IEEE Access (Jan 2024)
Design and Analysis of VNF Scaling Mechanisms for 5G-and-Beyond Networks Using Federated Learning
Abstract
This paper deals with Network Slicing-based 5G Networks. A network slice can be defined as a set of network and virtual network function (VNF) resources deployed across multiple independent infrastructure provider domains. Such multi-domain 5G deployments pose challenges since the domains would not share internal resource allocation details. Slice demands and QoS requirements tend to vary dynamically and must be satisfied by scaling the allocated VNF resources. In this paper, we use the federated learning approach in which the training data remains within the respective domains, while the system learns a shared model by aggregating locally-computed updates. Two state-of-the-art deep learning models, namely Long Short-Term Memory (LSTM) and Gated recurrent units (GRU) are used for forecasting. We present a comparison of the performance of the proposed federated system with the centralized system. Further, synthetic data in each domain has been generated using Generative Adversarial Networks (GAN) to improve the forecasting results.
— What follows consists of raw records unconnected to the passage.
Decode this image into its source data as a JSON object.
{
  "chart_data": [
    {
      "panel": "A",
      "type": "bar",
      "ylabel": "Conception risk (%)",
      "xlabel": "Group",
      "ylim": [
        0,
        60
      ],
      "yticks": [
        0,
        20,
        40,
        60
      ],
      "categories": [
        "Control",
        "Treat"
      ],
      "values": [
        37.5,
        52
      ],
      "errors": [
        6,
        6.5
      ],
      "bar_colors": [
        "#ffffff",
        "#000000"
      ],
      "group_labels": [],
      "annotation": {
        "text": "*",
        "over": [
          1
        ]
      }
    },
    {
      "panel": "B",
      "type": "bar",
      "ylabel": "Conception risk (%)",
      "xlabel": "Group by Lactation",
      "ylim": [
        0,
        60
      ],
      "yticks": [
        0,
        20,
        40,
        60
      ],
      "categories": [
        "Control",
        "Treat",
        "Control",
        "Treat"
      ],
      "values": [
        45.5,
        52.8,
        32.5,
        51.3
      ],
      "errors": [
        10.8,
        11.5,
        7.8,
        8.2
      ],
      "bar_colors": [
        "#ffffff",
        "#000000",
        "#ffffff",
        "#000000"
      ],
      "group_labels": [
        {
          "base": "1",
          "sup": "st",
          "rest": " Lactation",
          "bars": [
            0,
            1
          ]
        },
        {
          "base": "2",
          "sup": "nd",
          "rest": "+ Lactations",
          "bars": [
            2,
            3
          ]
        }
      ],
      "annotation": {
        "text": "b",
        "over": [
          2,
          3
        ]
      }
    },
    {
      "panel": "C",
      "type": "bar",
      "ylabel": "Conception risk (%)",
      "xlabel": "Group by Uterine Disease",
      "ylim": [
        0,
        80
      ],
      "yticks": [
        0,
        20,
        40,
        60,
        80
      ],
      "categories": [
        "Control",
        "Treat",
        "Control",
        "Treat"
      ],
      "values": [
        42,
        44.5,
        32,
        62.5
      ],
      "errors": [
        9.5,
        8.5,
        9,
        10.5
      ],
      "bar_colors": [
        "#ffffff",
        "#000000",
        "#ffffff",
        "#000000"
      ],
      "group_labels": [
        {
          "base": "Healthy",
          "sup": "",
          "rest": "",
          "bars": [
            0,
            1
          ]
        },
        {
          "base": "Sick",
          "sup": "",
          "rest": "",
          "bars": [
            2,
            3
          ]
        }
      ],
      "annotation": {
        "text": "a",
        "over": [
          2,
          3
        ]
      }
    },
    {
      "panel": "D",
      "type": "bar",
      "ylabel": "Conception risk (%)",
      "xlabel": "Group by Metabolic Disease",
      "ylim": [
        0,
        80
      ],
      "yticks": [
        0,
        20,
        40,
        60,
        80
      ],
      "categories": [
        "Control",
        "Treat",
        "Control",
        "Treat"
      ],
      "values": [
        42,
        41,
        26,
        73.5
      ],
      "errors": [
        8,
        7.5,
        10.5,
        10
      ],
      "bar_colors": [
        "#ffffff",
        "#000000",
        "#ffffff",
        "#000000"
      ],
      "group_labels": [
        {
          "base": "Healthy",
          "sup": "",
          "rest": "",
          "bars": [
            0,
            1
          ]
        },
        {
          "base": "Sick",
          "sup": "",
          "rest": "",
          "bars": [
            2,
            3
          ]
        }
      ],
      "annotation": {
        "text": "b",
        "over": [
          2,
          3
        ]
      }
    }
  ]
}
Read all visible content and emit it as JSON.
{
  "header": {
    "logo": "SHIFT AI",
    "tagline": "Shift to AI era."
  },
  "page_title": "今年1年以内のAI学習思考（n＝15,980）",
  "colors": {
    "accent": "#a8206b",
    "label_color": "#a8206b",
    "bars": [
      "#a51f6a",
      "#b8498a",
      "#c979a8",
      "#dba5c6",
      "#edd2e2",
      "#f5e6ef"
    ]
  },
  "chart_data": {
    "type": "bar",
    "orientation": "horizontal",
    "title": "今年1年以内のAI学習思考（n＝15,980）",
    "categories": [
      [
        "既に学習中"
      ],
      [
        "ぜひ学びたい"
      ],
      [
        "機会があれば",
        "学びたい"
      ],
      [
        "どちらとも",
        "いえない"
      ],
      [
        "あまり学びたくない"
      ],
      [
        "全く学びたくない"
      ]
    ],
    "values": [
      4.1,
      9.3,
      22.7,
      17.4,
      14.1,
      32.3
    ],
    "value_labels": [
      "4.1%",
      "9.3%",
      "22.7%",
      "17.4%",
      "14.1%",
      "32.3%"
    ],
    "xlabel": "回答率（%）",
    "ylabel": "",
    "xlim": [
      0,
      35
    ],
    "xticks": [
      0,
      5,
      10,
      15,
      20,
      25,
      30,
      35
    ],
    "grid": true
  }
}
A Python-based discrete event simulator model of the proposed auto-scaling system was written. The experiments were used to study the performance of scaling and non-scaling systems across various workloads, and proactive approach’s effectiveness over reactive scaling. The average queue length was reduced by scaling, compared to a non-scaling system, by around 75% to 82% for different traffic type mixes. The results show that the proactive scaling system outperformed the reactive system in terms of the time required to set up new instances by around 70%.